Note: The quantile results in Flow are computed lazily on-demand and cached. It is a fast approximation (max - min / 1024) that is very accurate for most use cases. If the distribution is skewed, the quantile results may not be as accurate as the results obtained using h2o.quantile
in R or H2OFrame.quantile
in Python.
Quantile Parameters¶
h2oFrame: Specify the an H2OFrame
weights_column: (Optional) A string name identifying the obsevation weights column in this frame or a single-column, separate H2OFrame of observation weights. If this option isn’t specified, then all rows are assumed to have equal importance.
prob: Specify a list of probabilities with values in the range [0,1]. By default, the following probabilities are returned:
R: 0.001, 0.01, 0.1, 0.25, 0.33, 0.5, 0.667, 0.75, 0.9, 0.99, 0.999
Python: 0.01, 0.1, 0.25, 0.333, 0.5, 0.667, 0.75, 0.9, 0.99
combine_method: Specify the method for combining quantiles for even sample sizes. Available methods include
interpolate
,average
,low
, andhigh
. Abbreviations for average, low, and high are acceptable (avg, lo, hi). The default is to do linear interpolation (e.g. if method is “lo”, then it will take the lo value of the quantile).
Examples¶
# Import the prostate dataset:
prostate_path <- system.file("extdata", "prostate.csv", package = "h2o")
prostate <- h2o.uploadFile(path = prostate_path)
# Request quantiles for the parsed dataset
quantile(prostate)
# Request quantiles for the AGE column:
quantile(prostate[,3])
# Request quantiles for probabilities 0.001 and 0.01 for the AGE column
quantile(prostate[,3], prob=c(0.001, 0.01))

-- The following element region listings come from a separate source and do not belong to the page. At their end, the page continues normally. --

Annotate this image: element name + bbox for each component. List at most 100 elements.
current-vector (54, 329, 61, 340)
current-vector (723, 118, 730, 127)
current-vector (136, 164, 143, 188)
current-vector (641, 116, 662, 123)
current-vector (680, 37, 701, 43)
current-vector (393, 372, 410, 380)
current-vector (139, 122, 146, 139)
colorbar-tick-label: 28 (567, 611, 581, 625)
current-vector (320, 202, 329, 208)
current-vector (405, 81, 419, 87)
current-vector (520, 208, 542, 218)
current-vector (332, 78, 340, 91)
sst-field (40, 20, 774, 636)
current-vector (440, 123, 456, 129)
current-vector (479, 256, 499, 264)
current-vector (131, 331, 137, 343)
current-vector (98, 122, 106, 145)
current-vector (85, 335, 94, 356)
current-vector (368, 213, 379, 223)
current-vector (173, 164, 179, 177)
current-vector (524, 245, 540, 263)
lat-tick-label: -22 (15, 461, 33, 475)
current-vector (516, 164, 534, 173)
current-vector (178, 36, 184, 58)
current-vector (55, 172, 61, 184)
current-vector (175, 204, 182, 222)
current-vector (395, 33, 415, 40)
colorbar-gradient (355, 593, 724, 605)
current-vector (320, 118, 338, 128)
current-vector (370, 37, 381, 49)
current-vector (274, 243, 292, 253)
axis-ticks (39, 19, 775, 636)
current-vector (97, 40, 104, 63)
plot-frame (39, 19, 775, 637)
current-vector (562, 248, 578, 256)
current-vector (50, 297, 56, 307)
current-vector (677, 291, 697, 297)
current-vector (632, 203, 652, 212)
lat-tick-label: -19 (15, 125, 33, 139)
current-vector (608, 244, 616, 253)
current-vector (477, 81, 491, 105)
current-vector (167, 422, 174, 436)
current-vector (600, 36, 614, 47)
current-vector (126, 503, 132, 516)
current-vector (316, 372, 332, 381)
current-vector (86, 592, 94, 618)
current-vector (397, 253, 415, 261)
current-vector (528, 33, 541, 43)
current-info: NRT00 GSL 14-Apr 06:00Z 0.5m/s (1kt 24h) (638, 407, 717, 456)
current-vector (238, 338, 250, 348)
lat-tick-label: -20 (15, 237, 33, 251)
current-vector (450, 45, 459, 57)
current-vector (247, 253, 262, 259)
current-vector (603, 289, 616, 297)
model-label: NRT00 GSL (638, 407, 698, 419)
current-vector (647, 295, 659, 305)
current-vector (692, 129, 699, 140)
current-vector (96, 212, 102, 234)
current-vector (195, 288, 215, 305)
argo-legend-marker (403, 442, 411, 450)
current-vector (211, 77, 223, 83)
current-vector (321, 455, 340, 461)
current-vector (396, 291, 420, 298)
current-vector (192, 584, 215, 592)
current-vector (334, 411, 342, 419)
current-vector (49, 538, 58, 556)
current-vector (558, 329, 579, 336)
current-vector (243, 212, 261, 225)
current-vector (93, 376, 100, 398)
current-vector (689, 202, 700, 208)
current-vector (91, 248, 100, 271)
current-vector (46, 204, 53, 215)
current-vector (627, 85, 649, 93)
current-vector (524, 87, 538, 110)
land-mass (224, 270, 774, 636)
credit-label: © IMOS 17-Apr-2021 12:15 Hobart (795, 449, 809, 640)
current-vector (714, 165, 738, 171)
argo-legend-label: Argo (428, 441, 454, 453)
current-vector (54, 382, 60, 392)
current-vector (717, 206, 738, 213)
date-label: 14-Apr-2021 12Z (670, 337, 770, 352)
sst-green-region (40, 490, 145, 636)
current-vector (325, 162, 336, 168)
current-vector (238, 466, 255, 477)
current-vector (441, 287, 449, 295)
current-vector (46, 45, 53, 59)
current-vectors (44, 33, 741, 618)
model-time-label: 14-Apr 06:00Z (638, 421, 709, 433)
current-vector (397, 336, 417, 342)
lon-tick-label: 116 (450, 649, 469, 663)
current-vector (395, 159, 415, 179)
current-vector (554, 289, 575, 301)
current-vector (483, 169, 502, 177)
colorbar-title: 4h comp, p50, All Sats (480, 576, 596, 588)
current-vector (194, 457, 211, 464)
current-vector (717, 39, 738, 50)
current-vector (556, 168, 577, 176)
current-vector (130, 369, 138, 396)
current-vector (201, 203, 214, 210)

# Import the prostate dataset:
prostate = h2o.import_file("http://s3.amazonaws.com/h2o-public-test-data/smalldata/prostate/prostate.csv")
# Request quantiles for the parsed dataset
prostate.quantile()
# Request quantiles for the AGE column:
prostate["AGE"].quantile()
# Request quantiles for probabilities 0.001 and 0.01 for the AGE column
prostate["AGE"].quantile(prob=[0.001, 0.01])